Measurement beyond impressions
The increasing demand from sponsors for more comprehensive measurement requires properties to go beyond impression numbers. For the most part, end of the season recaps include nice photos of the sponsor’s assets along with impression summaries for TV visible signs and attendance figures. Many properties are using third party vendors such as Repucom or Nielsen to provide this information. This feedback is valuable, but it is just one part of the equation. For a sponsor who is not as concerned with awareness or eyeballs, it becomes even less important. So if sponsors are looking for more, what other data points should properties consider? As with any partnership, it begins with understanding objectives and then determining what criteria will be used to measure the results. The following are a couple of areas to consider.

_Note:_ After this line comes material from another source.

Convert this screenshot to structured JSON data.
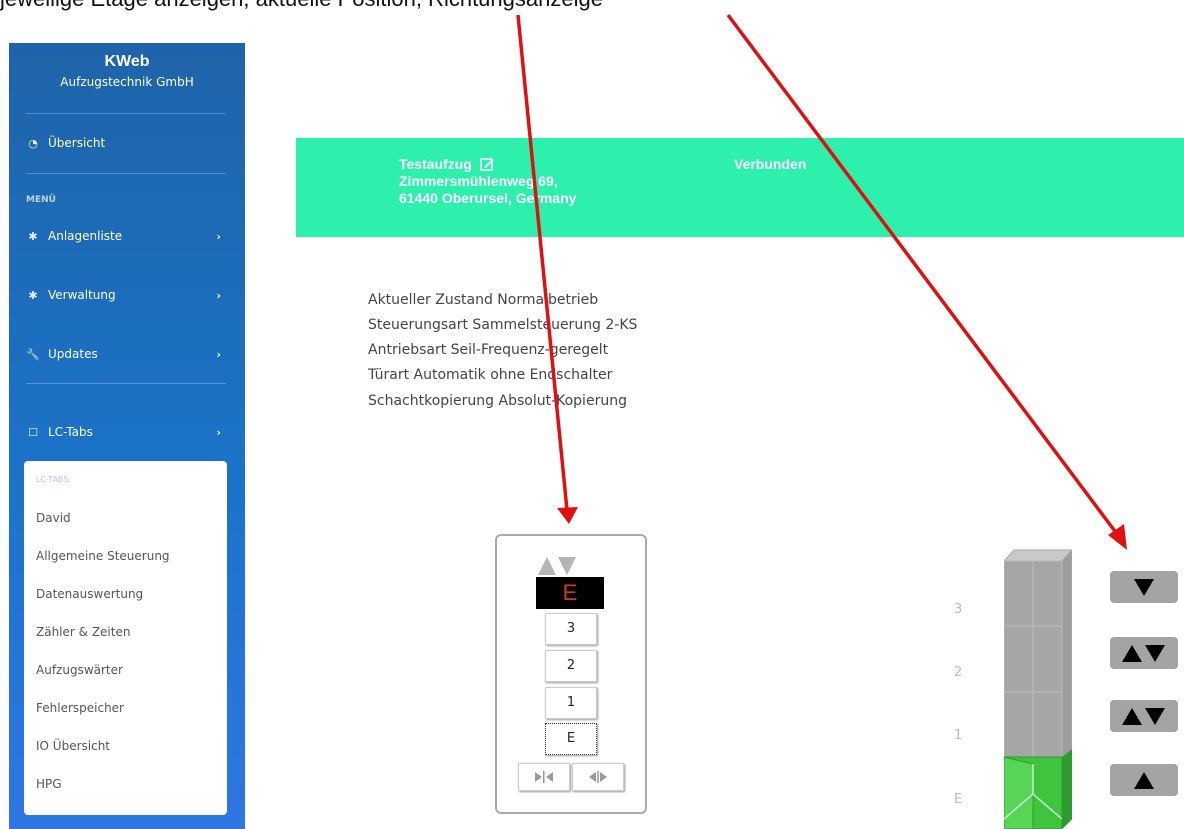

Impressions may give you a macro sense of any particular sponsorship, but engagement shows the real impact. Look at how many fans participated in a particular promotion, fan vote, special event and social media (e.g. tweets, posts, shares, etc.). Provide numbers for these activities and showcase how you supported each one. If you are in a multi-year deal, compare year to year results to show growth. Examine all the touch points where a sponsor interacts with fans at games, in the marketplace and at home. It may be in the form of point of sale utilizing team marks, on-site at a sponsor booth or on-line with social media. All of these aspects will help paint a more detailed picture.
Each sponsor’s business is different and their objectives will vary. Providing sales figures is often difficult and may depend on the sponsors willingness to share internal measurements. Some data such as in-stadium or arena sales figures for select sponsors is easy (e.g. beer, soft drink, food, etc.). Retail sales numbers are more of a challenge. Try working with the sponsor to establish particular benchmarks. Comparing year to year sales totals during a promotional window is one idea (e.g. June 2013 vs June 2012). Coupon redemption and lead generation are others. If a sponsor is focused on B2B, look at new accounts or relationships established as a result of the team partnership. Again, show how the property helped. In some cases, it may be in the form of direct business back from the property (e.g. shipping, airline, waste management, etc.).
Most sponsors don’t want or need a glorified picture book. Providing as many data points as possible will help build a stronger business case for renewal. There is also no reason to wait until the end of the season to offer this feedback. Consider the concept of “Real Time” recaps and provide progress along the way. This will help your partner showcase their involvement internally and ultimately offer more value.